Novel Modular Design Promotes Flexibility, Expansion at University Of Chicago Medical Center

June 10, 2008 – The design of the University of Chicago Medical Center’s New Hospital Pavilion offers flexibility by basing the entire structure on an innovative grid system, a matrix of modular cubes, that can easily be reconfigured as needed to accommodate a range of uses, from inpatient beds to radiology suites to operating rooms, without changing the basic frame of the building.

The architects created that flexibility by using a basic grid system of modular cubes, each one 31.5 feet across and 18 feet high. The repeating modules, 102 on each floor, can be reconfigured as needed. The university said the goal of the design is to be extraordinarily flexible so redeployment and reequipping of space could be accomplished economically with minimal disruption to ongoing operations. Officials wanted a building that could be built and rebuilt over the coming decades to match the changes and advances in medicine.

The University of Chicago’s Board of Trustees gave final approval June 5 for New Hospital Pavilion. The futuristic, $700 million, 10-story, 1.2 million-square-foot New Hospital Pavilion, designed by architect Rafael Viñoly. It is hoped the flexibility of the building can be used to adapt to and drive forward rapid changes sweeping through medicine.

The pavilion will provide a new home for the University of Chicago Medical Center’s most distinguished clinical programs, those that provide complex specialty care with a focus on cancer, gastrointestinal disease, neuroscience, advanced surgery and high-technology medical imaging.

The Pavilion contains 240 private inpatient and intensive care beds; 24 state-of-the-art operating rooms; 12 rooms for gastrointestinal and pulmonary procedures; seven interventional radiology suites; and advanced diagnostic tools including high-resolution high-speed MRI and CT scanners.
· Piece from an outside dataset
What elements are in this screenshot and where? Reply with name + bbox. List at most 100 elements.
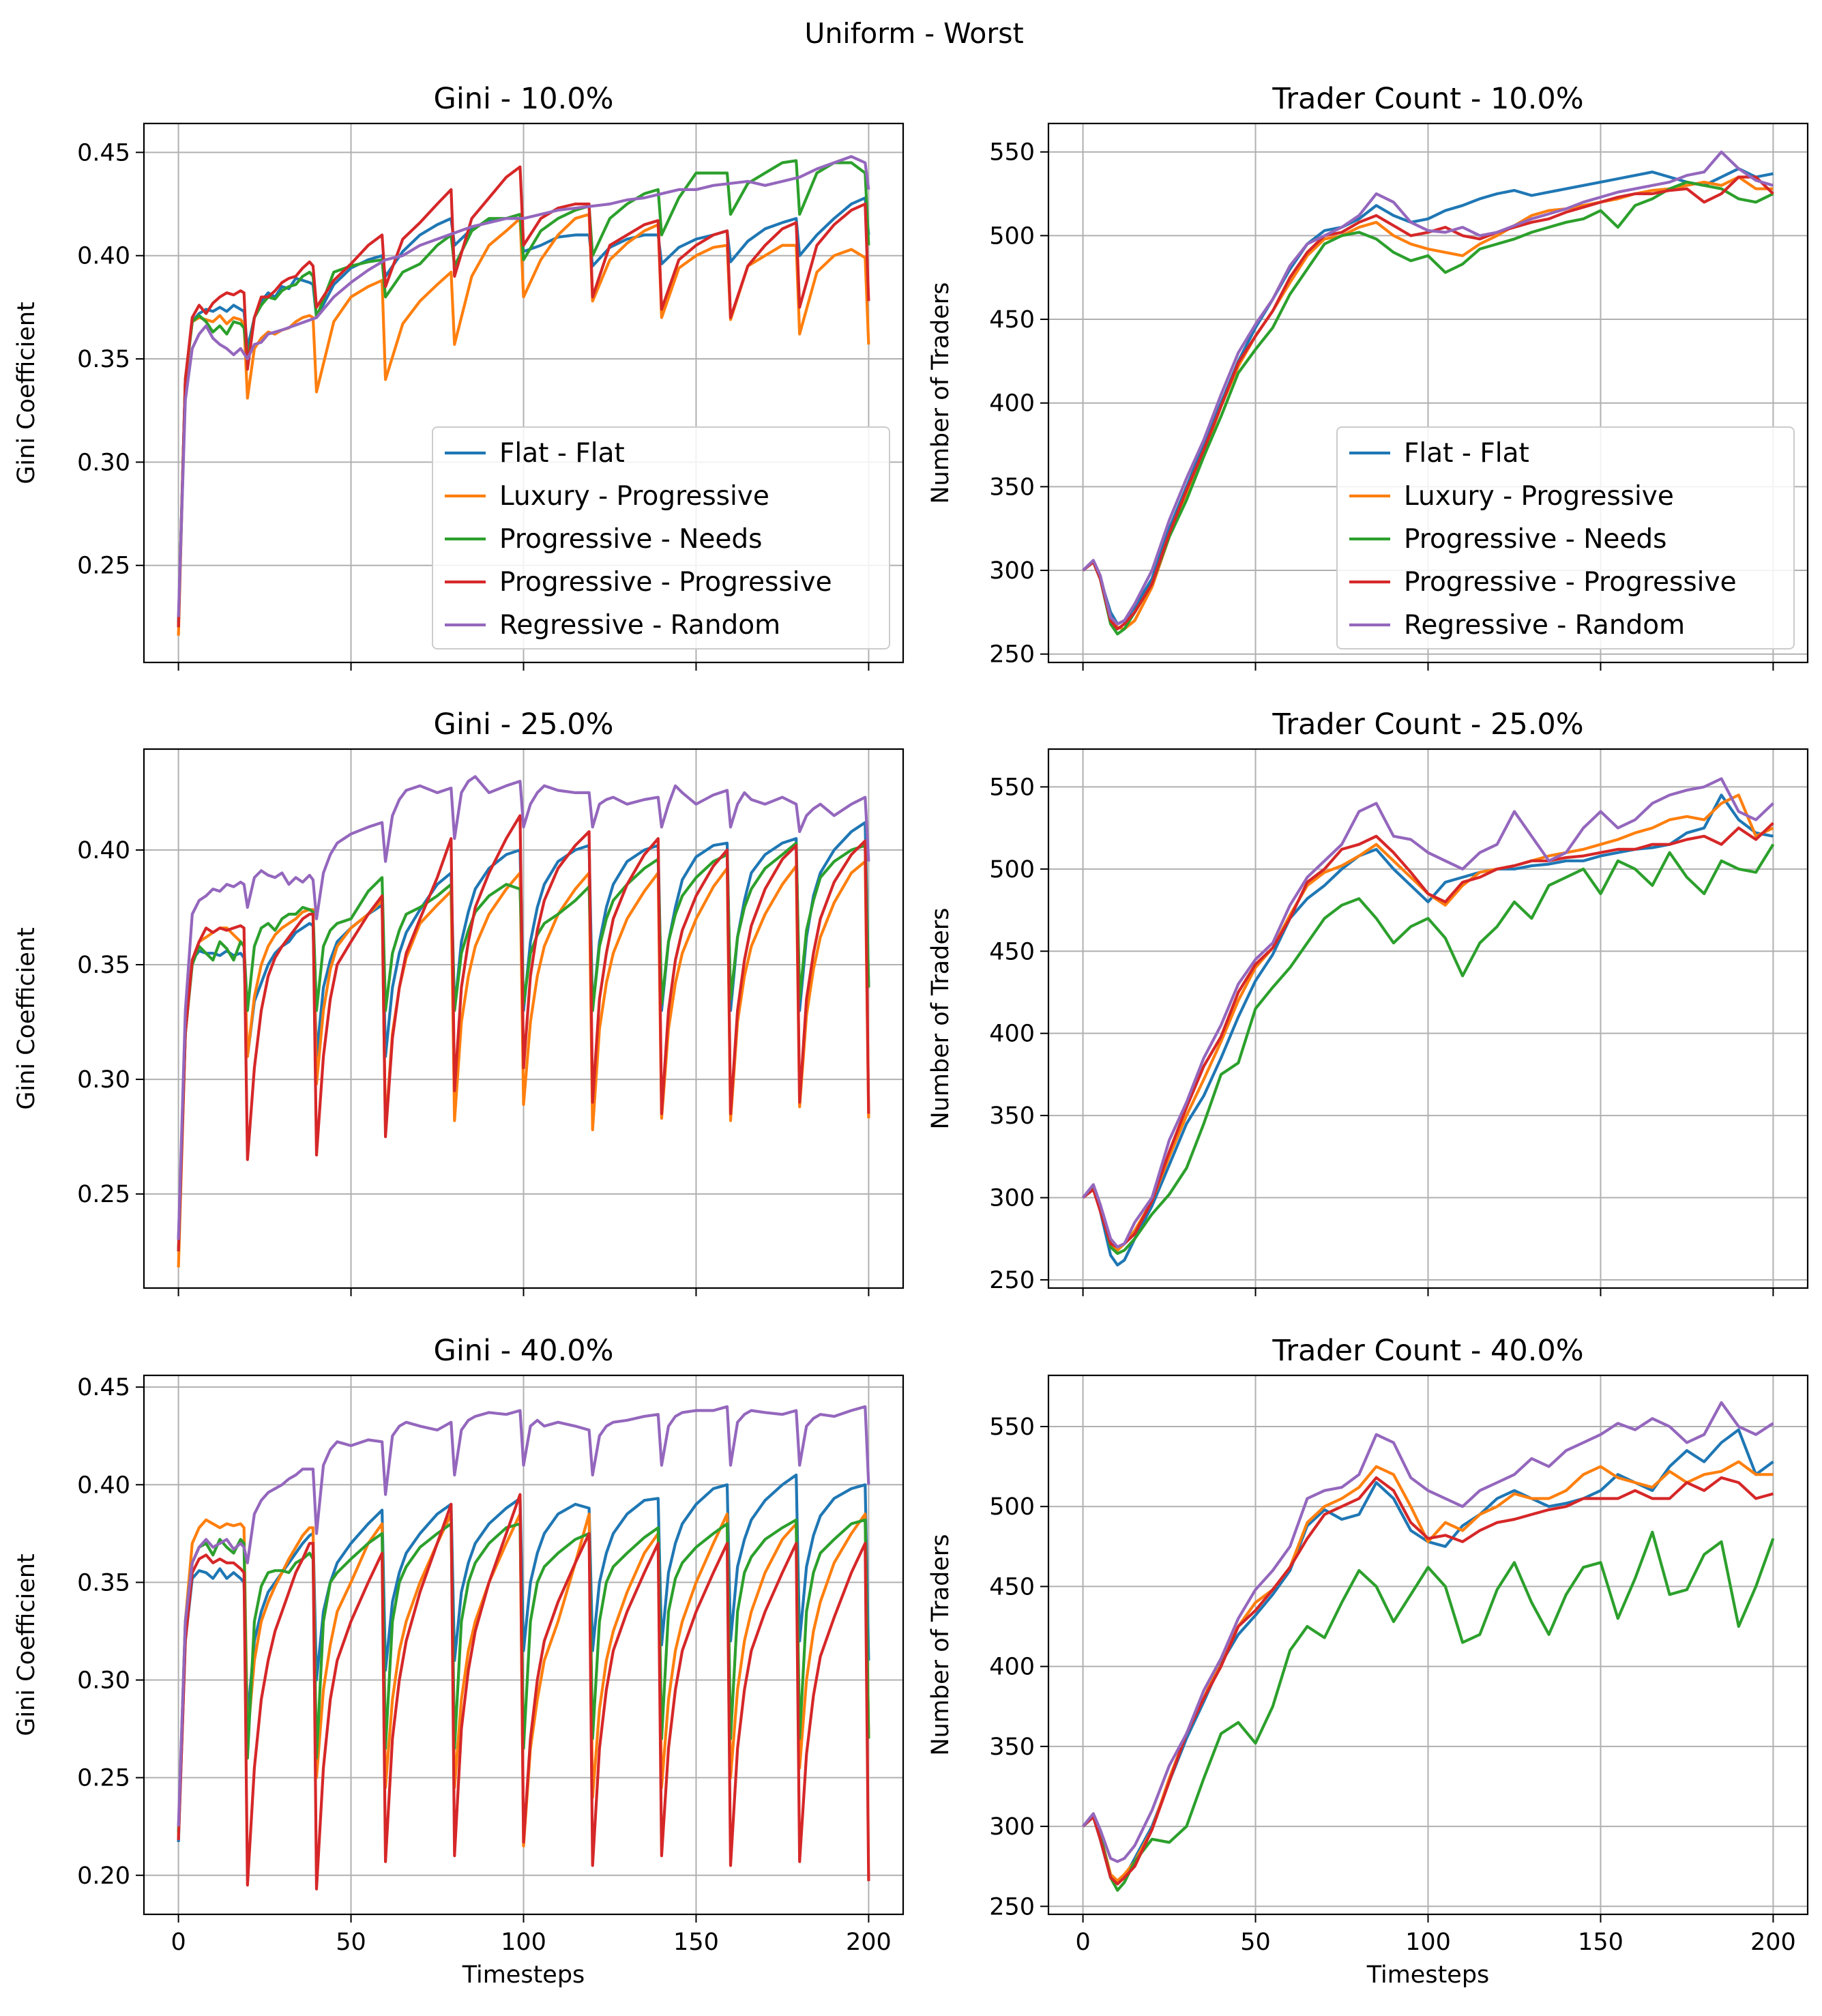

Major construction will begin in 2009 and the building will open in 2012.

Playing off of the traditional courtyard layout of much of the University of Chicago, the design includes a Sky Lobby on the seventh floor. It will have an elevated public space that breaks the building’s mass into two components, will contain central reception, family waiting areas, a chapel, gift shop, dining areas and other public spaces. Its floor to ceiling glass walls will provide expansive views of the campus and Lake Michigan to the east, Washington Park to the west, and the downtown Chicago skyline to the north.

The top three floors will each contain 80 private patient rooms, including 24 intensive care beds. The sixth floor will house 24 operating rooms, plus preoperative and recovery areas. The fifth floor will be devoted to diagnostic imaging and procedure areas, including interventional radiology, GI procedures, pulmonary/bronchoscopy areas, cardiac electrophysiology, plus patient preparatory and recovery areas. The third and fourth floors will initially be left as shell space, providing expansion room for developing programs.
Retail space, including a café, at the building's ground level will enhance the streetscape, and be open to the public. Maryland Avenue will pass through the building at ground level, serving as a convenient drop-off point. A green roof tops the building.